Jhanay Harris' house is in financial order (Photo by Lonnie C. Major)
At 24, Jhanay Harris is a poster child for getting off to a good start. On her laptop she has an Excel spreadsheet of her budget, where she dutifully tracks her rent, groceries, and other expenses. She has $100 automatically taken from each paycheck and funneled into savings. She has no credit card debt. And because she had a full athletic scholarship to play basketball at Central Connecticut State University, she has no student loan debt.
“My parents were both teachers. They always taught me to save and the value of the dollar,” says Harris, who lives in Wallington, New Jersey. “I’ve heard the horror stories. It’s hard to get out of debt when the interest piles up,” Harris says. “My mom sat me down and talked to me about these kinds of [things]. You have to be smart and be conscious of how debt hinders you in the future.” She’s not trying to go down that road. Her credit score is just more than 700. Harris is so squeamish about debt that she wants to pay off the five-year loan for the 2007 Honda Accord she purchased in 2010 early.
Harris, who earned a Bachelor of Science in marketing in 2009, joined the New Jersey Nets right after graduation, working part time in their inside sales department.
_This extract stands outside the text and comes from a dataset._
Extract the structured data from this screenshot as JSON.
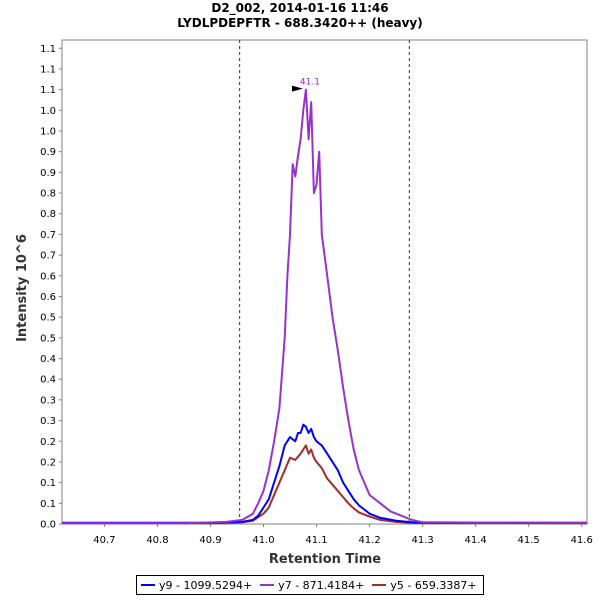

In June 2010 she was promoted to the full-time position of group sales assistant and about a year later, promoted again to a marketing assistant. She currently makes $32,000. She has more than $3,500 combined in her checking and savings. Though after her expenses she has around $350 left over from each paycheck, she hasn’t gone to the next step—investing. “I’m not sure how much I can contribute if I were to start saving in my company’s 401(k). If I put money in the 401(k) it will mean I have less to put in my savings and I don’t want that account to go too low. You can’t easily pull out money from a 401(k) if you have an emergency.”
She’s interested, but hesitant. Harris would also like to invest outside of a 401(k). However, she says she doesn’t have much appetite for risk, especially after having watched the stock market the last couple of years. “I want something relatively safe,” she says.